Currently, a person’s life expectancy drops by about one-third once they are placed on dialysis, the company estimates, with about half of patients dying from cardiovascular complications driven in part by frequent inflammation and blood clotting over time.
“The cost of dialysis in the U.S. is about $30,000 a year, but for patients who are intolerant, the hospitalization cost annually adds about $100,000 on top,” Boyd told FierceMedTech earlier this year.
Invizius hopes to cut down the mortality rate among dialysis patients, and it also says its technology has potential as a coating for long-term implants such as heart and lung devices, stents or grafts, as well as organ or cell transplants.
Mercia initially backed the company with £500,000 in April 2018, the firm’s first investment since its partnership with the University of Edinburgh.
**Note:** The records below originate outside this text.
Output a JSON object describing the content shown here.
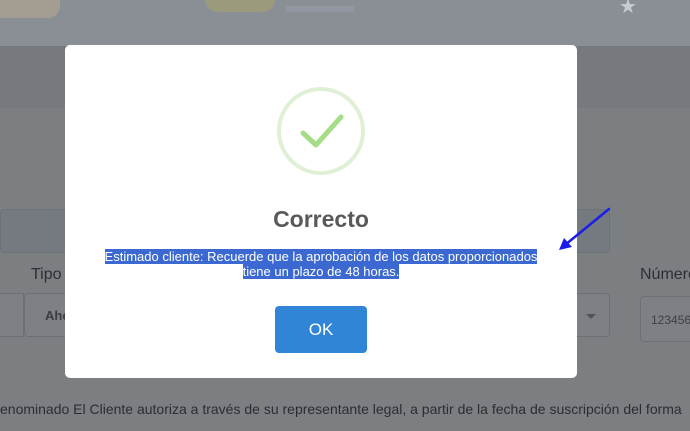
{
  "background": {
    "tipo_label": "Tipo",
    "select_value": "Aho",
    "numero_label": "Número",
    "input_value": "123456",
    "paragraph": "enominado El Cliente autoriza a través de su representante legal, a partir de la fecha de suscripción del forma"
  },
  "dialog": {
    "title": "Correcto",
    "message_line1": "Estimado cliente: Recuerde que la aprobación de los datos proporcionados",
    "message_line2": "tiene un plazo de 48 horas.",
    "ok_label": "OK",
    "icon": "checkmark-icon",
    "accent_color": "#3085d6",
    "check_color": "#a5dc86",
    "highlight_color": "#3b69d1"
  },
  "annotation": {
    "icon": "arrow-icon",
    "color": "#1a1ee8"
  }
}
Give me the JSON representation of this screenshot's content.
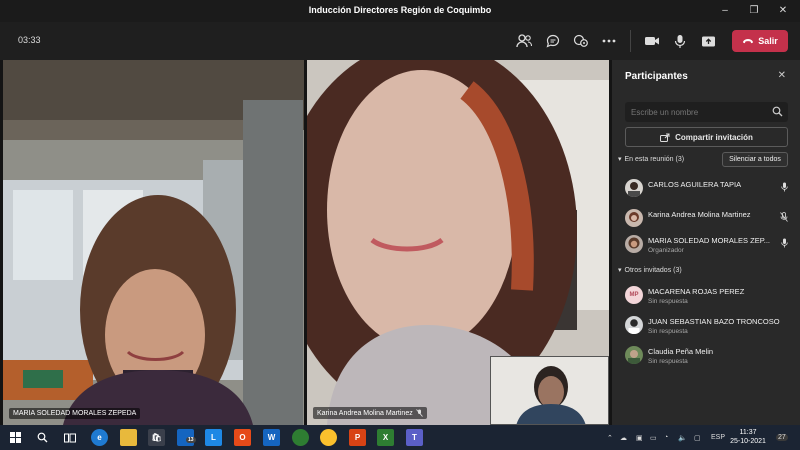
{
  "window": {
    "title": "Inducción Directores Región de Coquimbo",
    "minimize": "–",
    "maximize": "❐",
    "close": "✕"
  },
  "toolbar": {
    "timer": "03:33",
    "leave_label": "Salir"
  },
  "videos": {
    "tile1_name": "MARIA SOLEDAD MORALES ZEPEDA",
    "tile2_name": "Karina Andrea Molina Martinez"
  },
  "panel": {
    "title": "Participantes",
    "search_placeholder": "Escribe un nombre",
    "share_label": "Compartir invitación",
    "in_meeting_label": "En esta reunión (3)",
    "mute_all_label": "Silenciar a todos",
    "others_label": "Otros invitados (3)",
    "in_meeting": [
      {
        "name": "CARLOS AGUILERA TAPIA",
        "sub": ""
      },
      {
        "name": "Karina Andrea Molina Martinez",
        "sub": ""
      },
      {
        "name": "MARIA SOLEDAD MORALES ZEP...",
        "sub": "Organizador"
      }
    ],
    "others": [
      {
        "name": "MACARENA ROJAS PEREZ",
        "sub": "Sin respuesta",
        "initials": "MP"
      },
      {
        "name": "JUAN SEBASTIAN BAZO TRONCOSO",
        "sub": "Sin respuesta",
        "initials": ""
      },
      {
        "name": "Claudia Peña Melin",
        "sub": "Sin respuesta",
        "initials": ""
      }
    ]
  },
  "taskbar": {
    "teams_badge": "13",
    "lang": "ESP",
    "time": "11:37",
    "date": "25-10-2021",
    "notif": "27"
  },
  "colors": {
    "leave": "#c4314b",
    "panel": "#292929",
    "taskbar": "#1b2433"
  }
}
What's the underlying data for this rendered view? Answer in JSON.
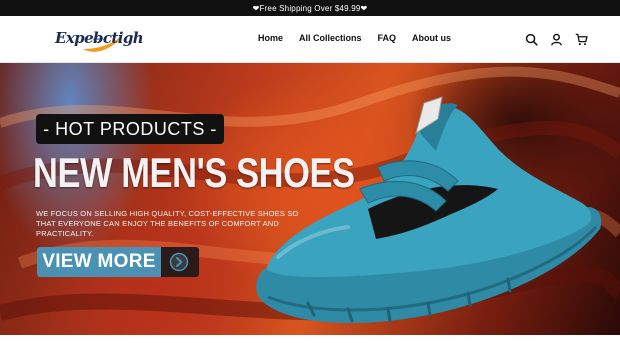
{
  "announcement": {
    "text": "❤Free Shipping Over $49.99❤"
  },
  "header": {
    "logo_text": "Expeb̶ctigh",
    "nav": [
      "Home",
      "All Collections",
      "FAQ",
      "About us"
    ]
  },
  "icons": {
    "search": "search-icon",
    "account": "user-icon",
    "cart": "cart-icon",
    "cta_arrow": "chevron-right-icon"
  },
  "hero": {
    "badge": "- HOT PRODUCTS -",
    "headline": "NEW MEN'S SHOES",
    "subtext": "WE FOCUS ON SELLING HIGH QUALITY, COST-EFFECTIVE SHOES SO THAT EVERYONE CAN ENJOY THE BENEFITS OF COMFORT AND PRACTICALITY.",
    "cta": "VIEW MORE"
  },
  "colors": {
    "announcement_bg": "#111111",
    "brand_navy": "#1b2a55",
    "brand_orange": "#f29a1f",
    "cta_blue": "#4a91b3",
    "shoe_teal": "#3aa3bf"
  }
}
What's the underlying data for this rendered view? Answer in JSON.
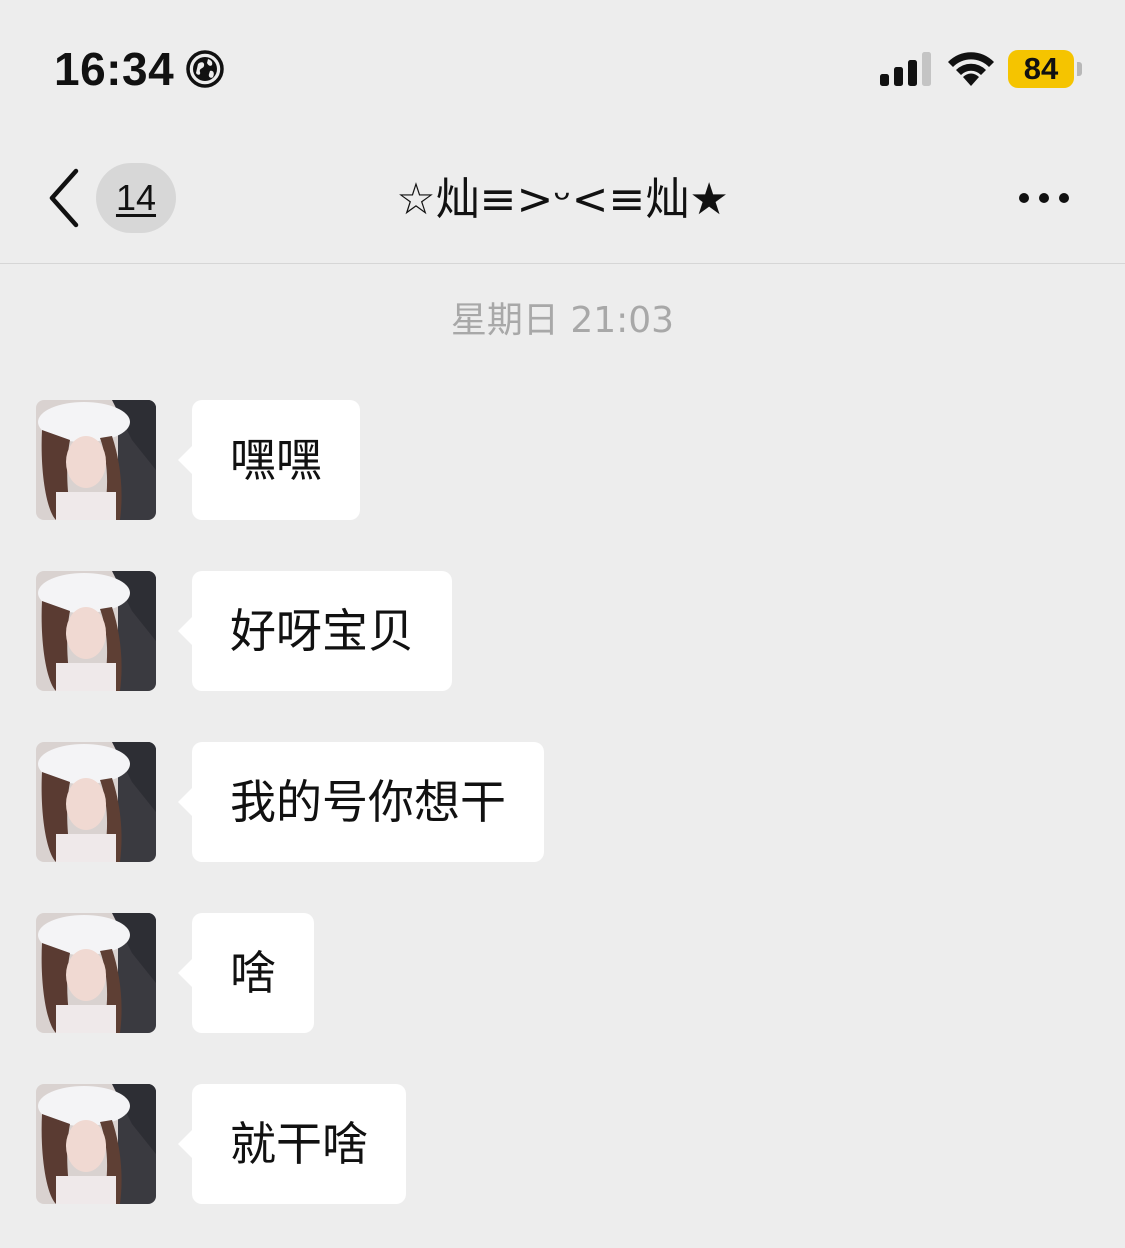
{
  "status_bar": {
    "time": "16:34",
    "location_icon": "globe-icon",
    "signal_icon": "cellular-signal-icon",
    "wifi_icon": "wifi-icon",
    "battery_level": "84",
    "battery_color": "#f5c400"
  },
  "nav": {
    "back_icon": "chevron-left-icon",
    "unread_count": "14",
    "title": "☆灿≡>ᵕ<≡灿★",
    "more_icon": "more-dots-icon"
  },
  "chat": {
    "timestamp": "星期日 21:03",
    "messages": [
      {
        "sender": "other",
        "text": "嘿嘿"
      },
      {
        "sender": "other",
        "text": "好呀宝贝"
      },
      {
        "sender": "other",
        "text": "我的号你想干"
      },
      {
        "sender": "other",
        "text": "啥"
      },
      {
        "sender": "other",
        "text": "就干啥"
      }
    ]
  },
  "colors": {
    "background": "#ededed",
    "bubble": "#ffffff",
    "timestamp": "#a8a8a8"
  }
}
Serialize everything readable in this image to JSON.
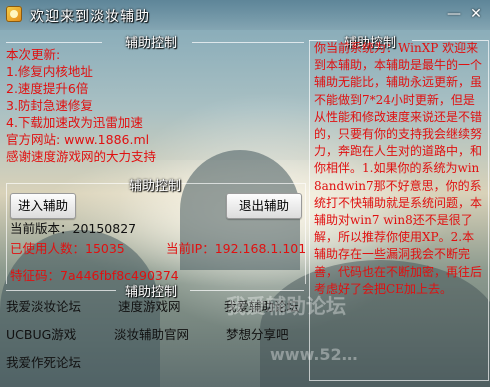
{
  "window": {
    "title": "欢迎来到淡妆辅助",
    "minimize_glyph": "—",
    "close_glyph": "✕"
  },
  "left_panel": {
    "title": "辅助控制",
    "updates": [
      "本次更新:",
      "1.修复内核地址",
      "2.速度提升6倍",
      "3.防封急速修复",
      "4.下载加速改为迅雷加速",
      "官方网站: www.1886.ml",
      "感谢速度游戏网的大力支持"
    ]
  },
  "control_panel": {
    "title": "辅助控制",
    "enter_button": "进入辅助",
    "exit_button": "退出辅助",
    "version": "当前版本：20150827",
    "users": "已使用人数：15035",
    "ip": "当前IP：192.168.1.101",
    "signature": "特征码：7a446fbf8c490374"
  },
  "links_panel": {
    "title": "辅助控制",
    "links": [
      "我爱淡妆论坛",
      "速度游戏网",
      "我爱辅助论坛",
      "UCBUG游戏",
      "淡妆辅助官网",
      "梦想分享吧",
      "我爱作死论坛"
    ]
  },
  "right_panel": {
    "title": "辅助控制",
    "notice": "你当前系统为：WinXP 欢迎来到本辅助，本辅助是最牛的一个辅助无能比，辅助永远更新，虽不能做到7*24小时更新，但是从性能和修改速度来说还是不错的，只要有你的支持我会继续努力，奔跑在人生对的道路中，和你相伴。1.如果你的系统为win8andwin7那不好意思，你的系统打不快辅助就是系统问题，本辅助对win7 win8还不是很了解，所以推荐你使用XP。2.本辅助存在一些漏洞我会不断完善，代码也在不断加密，再往后考虑好了会把CE加上去。"
  },
  "watermark": {
    "text1": "我爱辅助论坛",
    "text2": "www.52…"
  },
  "colors": {
    "accent_red": "#e01010"
  }
}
Invizius also received early-stage funding from the high-growth spinout program of Scottish Enterprise, the government’s public business support agency—which is now following up with money from its investment arm, the Scottish Investment Bank.
“Invizius has built a reputation, both domestically and internationally, as one of the world’s most promising medtech companies in a very short space of time,” said Bank Director Kerry Sharp. “The investment the company has attracted is testament to the momentum gained in developing its potentially life-saving technology. We look forward to supporting Invizius through the next stage of its growth journey.”